Avec Terry Moore, Ben Johnson, Robert Armstrong, Joseph Young, Frank McHugh, Douglas Fowley, Paul Guilfoyle, Nestor Paiva, Regis Toomey, James Flavin, Jack Pennick
Scénario de Ruth Rose
D'après Merian C. Cooper
Musique de Roy Webb
Photo de J. Roy Hunt
Produit par John Ford, Merian C. Cooper

RESUME
En Afrique, une petite fille troque avec des indigènes une lampe de poche contre un bébé gorille. Douze ans plus tard, une expédition venue capturer des animaux pour un spectacle, découvre un singe gigantesque, l'ami d'une adolescente.

COMMENTAIRE
Il est surprenant de voir au générique de « Monsieur Joe » le nom de John Ford en tant que producteur. D’autant que c’est un film fantastique bardé d’effets spéciaux sans aucune affinité avec son cinéma. En fait, en avril 1946, il fonde avec Meriam C. Cooper, l’un des créateurs de King-Kong, Argosy Film.

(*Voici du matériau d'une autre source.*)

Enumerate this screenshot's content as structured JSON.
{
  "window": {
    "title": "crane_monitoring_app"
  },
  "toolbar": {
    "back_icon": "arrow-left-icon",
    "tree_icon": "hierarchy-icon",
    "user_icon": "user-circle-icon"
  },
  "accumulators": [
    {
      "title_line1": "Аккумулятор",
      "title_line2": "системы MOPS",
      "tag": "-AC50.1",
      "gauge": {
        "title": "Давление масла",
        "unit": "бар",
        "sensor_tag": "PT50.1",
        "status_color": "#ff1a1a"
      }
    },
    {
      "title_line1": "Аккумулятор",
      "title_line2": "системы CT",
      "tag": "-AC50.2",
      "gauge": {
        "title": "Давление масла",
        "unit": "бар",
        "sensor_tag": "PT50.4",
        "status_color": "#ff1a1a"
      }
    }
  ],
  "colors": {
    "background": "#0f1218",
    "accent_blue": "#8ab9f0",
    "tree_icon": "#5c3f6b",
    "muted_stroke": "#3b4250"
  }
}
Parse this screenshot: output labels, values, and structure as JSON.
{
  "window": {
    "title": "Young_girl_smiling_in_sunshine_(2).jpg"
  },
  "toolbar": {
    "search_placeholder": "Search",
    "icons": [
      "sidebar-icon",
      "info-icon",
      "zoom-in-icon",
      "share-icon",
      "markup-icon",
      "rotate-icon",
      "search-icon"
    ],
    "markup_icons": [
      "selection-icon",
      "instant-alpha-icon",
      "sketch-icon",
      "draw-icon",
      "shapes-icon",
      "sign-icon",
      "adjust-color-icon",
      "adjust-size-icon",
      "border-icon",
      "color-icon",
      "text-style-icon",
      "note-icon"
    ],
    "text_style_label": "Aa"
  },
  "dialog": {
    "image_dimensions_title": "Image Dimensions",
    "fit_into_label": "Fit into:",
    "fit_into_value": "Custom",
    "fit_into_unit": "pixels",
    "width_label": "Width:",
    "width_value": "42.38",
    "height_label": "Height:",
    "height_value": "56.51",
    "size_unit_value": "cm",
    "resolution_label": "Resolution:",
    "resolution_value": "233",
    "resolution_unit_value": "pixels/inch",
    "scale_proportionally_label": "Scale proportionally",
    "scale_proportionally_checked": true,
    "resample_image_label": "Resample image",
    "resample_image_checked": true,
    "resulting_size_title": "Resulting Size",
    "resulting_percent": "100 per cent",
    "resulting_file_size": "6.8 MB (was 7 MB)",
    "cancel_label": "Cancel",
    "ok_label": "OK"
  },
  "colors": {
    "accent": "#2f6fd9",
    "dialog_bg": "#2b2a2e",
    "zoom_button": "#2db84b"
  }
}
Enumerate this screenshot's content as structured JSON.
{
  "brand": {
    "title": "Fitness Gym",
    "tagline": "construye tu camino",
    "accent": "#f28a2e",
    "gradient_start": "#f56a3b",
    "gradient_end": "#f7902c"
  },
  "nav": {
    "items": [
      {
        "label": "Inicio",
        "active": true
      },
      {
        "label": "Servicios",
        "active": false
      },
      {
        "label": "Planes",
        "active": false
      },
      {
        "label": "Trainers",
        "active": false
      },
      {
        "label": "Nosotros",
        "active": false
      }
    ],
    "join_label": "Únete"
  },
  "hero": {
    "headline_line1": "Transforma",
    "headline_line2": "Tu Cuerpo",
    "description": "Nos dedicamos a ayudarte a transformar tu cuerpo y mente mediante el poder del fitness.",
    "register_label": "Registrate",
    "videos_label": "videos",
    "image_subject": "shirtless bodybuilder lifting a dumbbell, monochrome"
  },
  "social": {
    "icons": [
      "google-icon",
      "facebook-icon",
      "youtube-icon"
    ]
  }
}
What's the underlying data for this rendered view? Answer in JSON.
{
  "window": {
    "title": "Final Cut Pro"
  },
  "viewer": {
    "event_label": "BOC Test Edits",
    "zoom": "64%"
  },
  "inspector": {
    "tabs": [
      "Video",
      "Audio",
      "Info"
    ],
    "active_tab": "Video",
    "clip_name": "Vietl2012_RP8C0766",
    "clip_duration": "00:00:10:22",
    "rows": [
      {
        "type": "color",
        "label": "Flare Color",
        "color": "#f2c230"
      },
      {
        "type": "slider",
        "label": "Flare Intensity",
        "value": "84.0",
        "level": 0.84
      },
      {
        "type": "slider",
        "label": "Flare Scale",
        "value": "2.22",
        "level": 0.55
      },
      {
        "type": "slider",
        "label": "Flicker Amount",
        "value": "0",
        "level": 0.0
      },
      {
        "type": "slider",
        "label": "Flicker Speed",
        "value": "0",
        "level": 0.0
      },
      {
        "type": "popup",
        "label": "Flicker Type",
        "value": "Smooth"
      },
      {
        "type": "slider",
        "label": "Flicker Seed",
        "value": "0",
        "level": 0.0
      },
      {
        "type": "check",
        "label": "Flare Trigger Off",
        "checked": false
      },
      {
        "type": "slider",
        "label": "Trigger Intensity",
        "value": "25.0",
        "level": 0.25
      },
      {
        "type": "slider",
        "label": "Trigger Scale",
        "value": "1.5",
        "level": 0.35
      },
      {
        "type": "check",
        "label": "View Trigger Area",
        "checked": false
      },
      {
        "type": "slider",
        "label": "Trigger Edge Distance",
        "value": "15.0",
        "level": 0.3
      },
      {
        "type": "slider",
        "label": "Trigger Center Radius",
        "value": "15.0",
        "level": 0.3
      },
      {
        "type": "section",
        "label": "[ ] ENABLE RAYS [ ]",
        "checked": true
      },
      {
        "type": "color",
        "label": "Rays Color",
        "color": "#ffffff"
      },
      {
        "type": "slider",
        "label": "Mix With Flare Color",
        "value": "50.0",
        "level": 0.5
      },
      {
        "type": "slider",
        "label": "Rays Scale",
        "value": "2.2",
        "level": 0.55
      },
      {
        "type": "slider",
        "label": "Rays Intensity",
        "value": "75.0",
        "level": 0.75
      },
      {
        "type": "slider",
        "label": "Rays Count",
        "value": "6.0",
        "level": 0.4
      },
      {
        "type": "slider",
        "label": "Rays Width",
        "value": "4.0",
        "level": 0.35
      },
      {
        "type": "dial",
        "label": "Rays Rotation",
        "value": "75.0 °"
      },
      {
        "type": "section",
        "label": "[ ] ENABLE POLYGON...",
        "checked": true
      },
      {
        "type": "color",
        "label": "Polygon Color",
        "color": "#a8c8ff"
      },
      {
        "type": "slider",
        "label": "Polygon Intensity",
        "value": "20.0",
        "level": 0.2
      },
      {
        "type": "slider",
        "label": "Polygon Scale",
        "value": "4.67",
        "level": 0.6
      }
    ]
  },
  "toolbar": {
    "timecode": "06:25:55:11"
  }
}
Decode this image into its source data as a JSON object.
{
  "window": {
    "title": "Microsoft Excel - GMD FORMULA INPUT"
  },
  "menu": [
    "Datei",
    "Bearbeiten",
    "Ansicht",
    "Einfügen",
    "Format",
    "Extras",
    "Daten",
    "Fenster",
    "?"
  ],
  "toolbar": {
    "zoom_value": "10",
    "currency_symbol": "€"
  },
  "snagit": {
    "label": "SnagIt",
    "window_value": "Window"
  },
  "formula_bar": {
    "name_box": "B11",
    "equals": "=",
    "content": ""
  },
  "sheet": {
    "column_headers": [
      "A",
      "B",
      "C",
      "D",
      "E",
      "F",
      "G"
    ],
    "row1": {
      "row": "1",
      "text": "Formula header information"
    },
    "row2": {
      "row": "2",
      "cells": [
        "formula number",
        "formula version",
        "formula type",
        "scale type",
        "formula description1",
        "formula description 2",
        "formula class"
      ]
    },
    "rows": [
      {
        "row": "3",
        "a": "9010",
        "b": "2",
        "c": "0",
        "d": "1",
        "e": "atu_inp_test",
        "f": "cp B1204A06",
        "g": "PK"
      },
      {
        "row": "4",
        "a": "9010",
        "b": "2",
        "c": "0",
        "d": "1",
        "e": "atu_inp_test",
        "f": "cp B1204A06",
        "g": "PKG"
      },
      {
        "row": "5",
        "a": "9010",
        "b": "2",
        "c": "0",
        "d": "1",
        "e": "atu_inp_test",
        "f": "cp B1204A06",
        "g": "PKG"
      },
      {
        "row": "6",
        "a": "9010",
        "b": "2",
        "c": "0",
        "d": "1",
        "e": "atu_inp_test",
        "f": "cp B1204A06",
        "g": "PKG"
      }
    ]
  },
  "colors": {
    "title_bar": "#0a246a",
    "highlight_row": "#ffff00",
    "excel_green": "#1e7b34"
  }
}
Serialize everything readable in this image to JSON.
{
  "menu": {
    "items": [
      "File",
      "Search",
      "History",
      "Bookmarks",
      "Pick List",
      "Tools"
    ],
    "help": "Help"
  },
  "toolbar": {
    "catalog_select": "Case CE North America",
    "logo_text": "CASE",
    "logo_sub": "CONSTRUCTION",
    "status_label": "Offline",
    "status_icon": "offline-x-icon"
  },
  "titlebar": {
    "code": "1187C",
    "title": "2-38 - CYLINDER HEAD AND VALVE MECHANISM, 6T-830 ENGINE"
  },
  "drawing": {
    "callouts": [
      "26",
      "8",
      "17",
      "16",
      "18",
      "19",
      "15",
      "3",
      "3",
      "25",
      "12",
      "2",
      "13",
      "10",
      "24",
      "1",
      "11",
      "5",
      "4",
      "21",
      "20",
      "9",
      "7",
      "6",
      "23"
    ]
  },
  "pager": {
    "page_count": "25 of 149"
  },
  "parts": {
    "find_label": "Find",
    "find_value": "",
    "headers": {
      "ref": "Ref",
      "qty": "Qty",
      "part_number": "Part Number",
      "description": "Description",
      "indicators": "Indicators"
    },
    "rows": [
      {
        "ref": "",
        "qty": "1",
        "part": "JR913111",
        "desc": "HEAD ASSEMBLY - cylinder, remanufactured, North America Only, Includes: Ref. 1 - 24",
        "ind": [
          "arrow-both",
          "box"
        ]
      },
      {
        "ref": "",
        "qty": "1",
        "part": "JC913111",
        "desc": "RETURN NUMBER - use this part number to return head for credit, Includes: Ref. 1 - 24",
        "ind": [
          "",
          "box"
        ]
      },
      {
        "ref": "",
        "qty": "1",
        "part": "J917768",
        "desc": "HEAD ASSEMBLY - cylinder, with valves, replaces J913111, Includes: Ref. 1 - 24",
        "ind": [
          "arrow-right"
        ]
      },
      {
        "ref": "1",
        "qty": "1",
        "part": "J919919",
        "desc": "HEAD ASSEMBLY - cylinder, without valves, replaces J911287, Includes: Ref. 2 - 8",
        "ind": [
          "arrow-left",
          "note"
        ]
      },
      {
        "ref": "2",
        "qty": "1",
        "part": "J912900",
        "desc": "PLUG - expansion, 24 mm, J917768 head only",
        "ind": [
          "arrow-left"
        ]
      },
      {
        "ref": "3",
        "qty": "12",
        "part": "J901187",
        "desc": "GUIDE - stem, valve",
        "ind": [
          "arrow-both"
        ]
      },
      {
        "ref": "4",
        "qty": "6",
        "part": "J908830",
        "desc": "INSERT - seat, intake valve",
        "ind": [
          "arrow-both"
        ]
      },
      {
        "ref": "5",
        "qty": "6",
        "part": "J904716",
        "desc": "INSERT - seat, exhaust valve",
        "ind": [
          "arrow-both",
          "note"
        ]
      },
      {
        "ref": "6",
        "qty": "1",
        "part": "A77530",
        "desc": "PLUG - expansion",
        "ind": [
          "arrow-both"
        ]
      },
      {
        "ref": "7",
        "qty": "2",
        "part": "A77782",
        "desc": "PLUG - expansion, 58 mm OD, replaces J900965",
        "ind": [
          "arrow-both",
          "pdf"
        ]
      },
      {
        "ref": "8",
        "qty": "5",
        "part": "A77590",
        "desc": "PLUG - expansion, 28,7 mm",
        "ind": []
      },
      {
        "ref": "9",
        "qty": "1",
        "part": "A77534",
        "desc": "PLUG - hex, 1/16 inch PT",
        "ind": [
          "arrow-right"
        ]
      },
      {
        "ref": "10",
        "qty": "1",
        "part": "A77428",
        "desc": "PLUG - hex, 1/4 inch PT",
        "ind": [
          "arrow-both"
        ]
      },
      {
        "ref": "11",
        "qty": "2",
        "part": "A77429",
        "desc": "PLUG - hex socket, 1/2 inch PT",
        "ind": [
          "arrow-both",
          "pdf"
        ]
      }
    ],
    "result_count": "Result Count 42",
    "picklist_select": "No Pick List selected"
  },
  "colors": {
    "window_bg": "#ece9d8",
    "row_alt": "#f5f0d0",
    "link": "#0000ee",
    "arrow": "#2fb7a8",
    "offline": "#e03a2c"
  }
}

Ford y produira huit de ses réalisations - quasiment que des chef-d’œuvres - et cette œuvre étrange inspirée d'un succès de Cooper. Celui-ci avait produit et réalisé « King-Kong » 15 ans auparavant, en collaboration avec son ami Ernest B. Schoedsack. Les deux hommes, dont la première œuvre réalisée conjointement remontait à 1925, décidèrent de coopérer une ultime fois. Reprenant l’un des plus fabuleux mythes du cinéma, ils vont en faire une œuvre plus juvénile et plus légère, où l’effroi, et surtout l’aspect érotique, ont totalement disparu : « Monsieur Joe ». Alors qu’il avait une certaine profondeur dans la première version, le singe devient un animal docile, benêt et sans émotion et là où on sentait une économie dans la mise en scène de King-Kong, on découvre maintenant une débauche d’apparitions de Monsieur Joe, qui fait croire que les méthodes d’animation utilisés par Ray Harryhausen (le grand maître des effets spéciaux des années Cinquante et Soixante faisant ses premières armes ici) sont devenues moins fastidieuses à mettre en oeuvre. Jusqu’au-boutiste dans l’utilisation des effets spéciaux, les auteurs reprennent les techniques d’animation du primate pour créer un accident de camion. Toutes ces séquences montées images par images manquent toutefois cruellement de naturel. (Si ces imperfections font sourire le spectateur d’aujourd’hui, on constate qu’aucune technique, aussi élaborée soit-elle, n’a été capable jusqu’à maintenant de reproduire avec naturel le mouvement d’un être vivant autrement qu’en le filmant en temps réel). Le film se caractérise aussi par ses scènes d’action qui se suivent frénétiquement. Pour revenir à Ford, on reconnaît ici quelques visages bien connus de sa troupe : Ben Johnson et Jack Pennick, un second rôle apparaissant dans grand nombre des films du maître ; il joue ici un camionneur qui se fait voler son camion et se retrouve dans la cage du singe.